La obra del cineasta y cómico norteamericano Woody Allen titulada ¿Cómo acabar de una vez por todas con la cultura? es una genial compilación de relatos tan absurdos que se podrían confundir con la realidad. Es tal vez por eso que es particularmente graciosa, con un humor ácido que invita a la reflexión al disfrazar de triviales problemas muy serios de la política, las relaciones internacionales y la sociedad en general.
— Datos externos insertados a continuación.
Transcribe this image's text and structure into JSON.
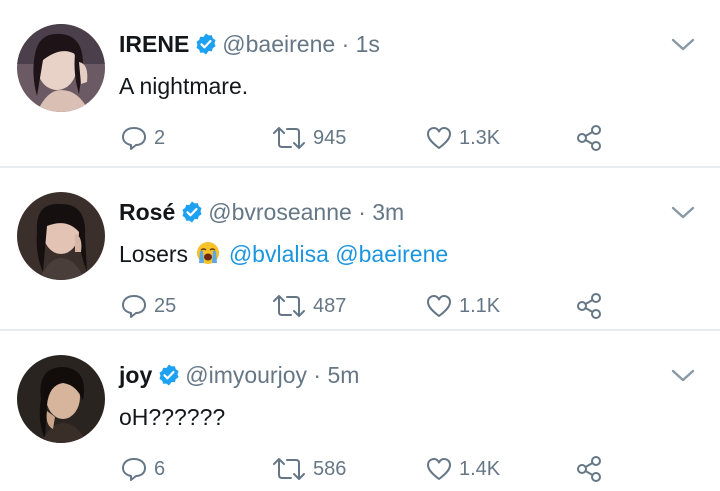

De la misma manera, una mirada crítica e integral a las políticas públicas para la cultura en Latino América y el Caribe (y posiblemente en cualquier parte del mundo) arrojaría como resultado una serie de patrones que, de no ser por el daño que causan a la cultura y la amenaza que representan para la identidad y el futuro económico de millones de personas, bien valdrían unas carcajadas.

El propósito de este artículo no es acusar la ley A o la ley B, o acusar de buenos o malos a X o a Y. No. De lo que se trata de invitar a la reflexión sobre siete principios profundamente arraigados en la política pública y en las sociedades latinoamericanas y caribeñas con respecto a la cultura, y que de mantenerse inmutables amenazan con dañar de manera irremediable un patrimonio rico y diverso del que debemos sentirnos muy orgullosos.

Las siete plagas

1. La cultura es gratis. Es natural que todos queramos pagar lo mínimo o incluso nada por cualquier bien o servicio, pero también es natural aceptar que lo que no cuesta no se aprecia. Es importante que se entienda bien que la cultura no es gratis. Acceder a ella es un derecho que no se discute, pero de ahí a desconocer que generarla y mantenerla cuesta, y que ese costo hay que asumirlo con responsabilidad hay una gran diferencia.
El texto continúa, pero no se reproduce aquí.